Gov. LePage is also correct that we have longtime Mainers in need and limited resources to provide necessary services for them.

I agree that General Assistance is not the ideal funding source to assist “new” Mainers – those asylum seekers who require financial support. Unfortunately, General Assistance currently is the only major funding source available to support all individuals in need.

This tension over who should receive our scarce resources should not divide us as a community or as a state. We have an obligation to try to help all needy Mainers.

Importantly, welcoming cities such as Portland and Lewiston should receive adequate federal funds to support the services that are required for the segment of the asylum population requiring assistance.

I encourage the governor and key mayors collaboratively to engage our congressional delegation, particularly Sen. Susan Collins, who is on the powerful Appropriations Committee, to secure adequate federal funding to support our efforts to assist asylum seekers requiring transitional support.

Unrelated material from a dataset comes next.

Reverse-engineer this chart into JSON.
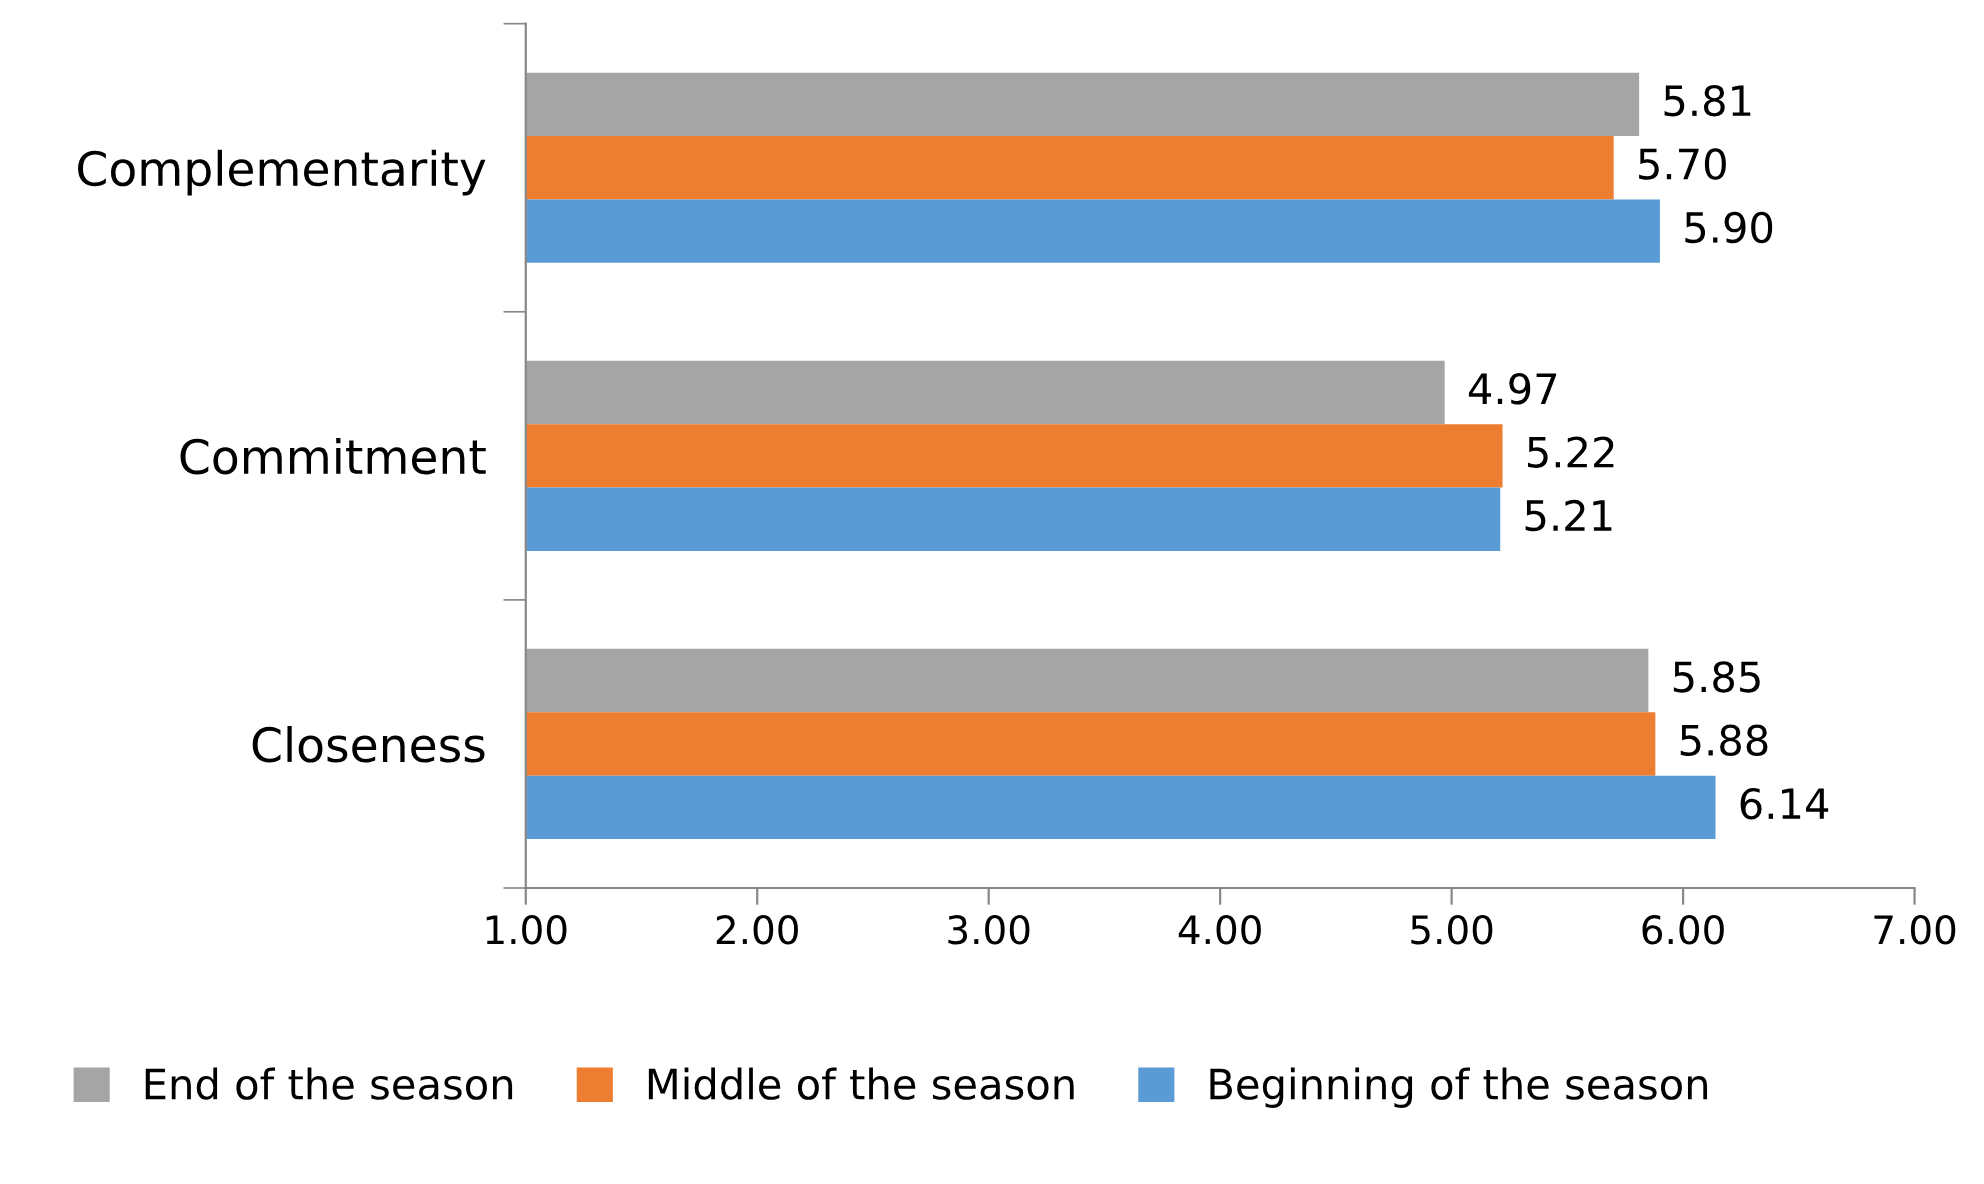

In the meantime, both new and longtime Mainers should be eligible for General Assistance.

It is also time for Portland to recognize and capitalize on the benefits of our growing diversity. Specifically, we should expand our grant-writing capabilities, particularly on the school side, to take advantage of extensive private sources of funding.

Portland is a microcosm of a large city. Our unique demographics provide opportunities to seek and receive grant money both to study problems and to identify and evaluate potential best practices – particularly to cost-effectively improve our public schools and social service agencies serving our growing diverse population.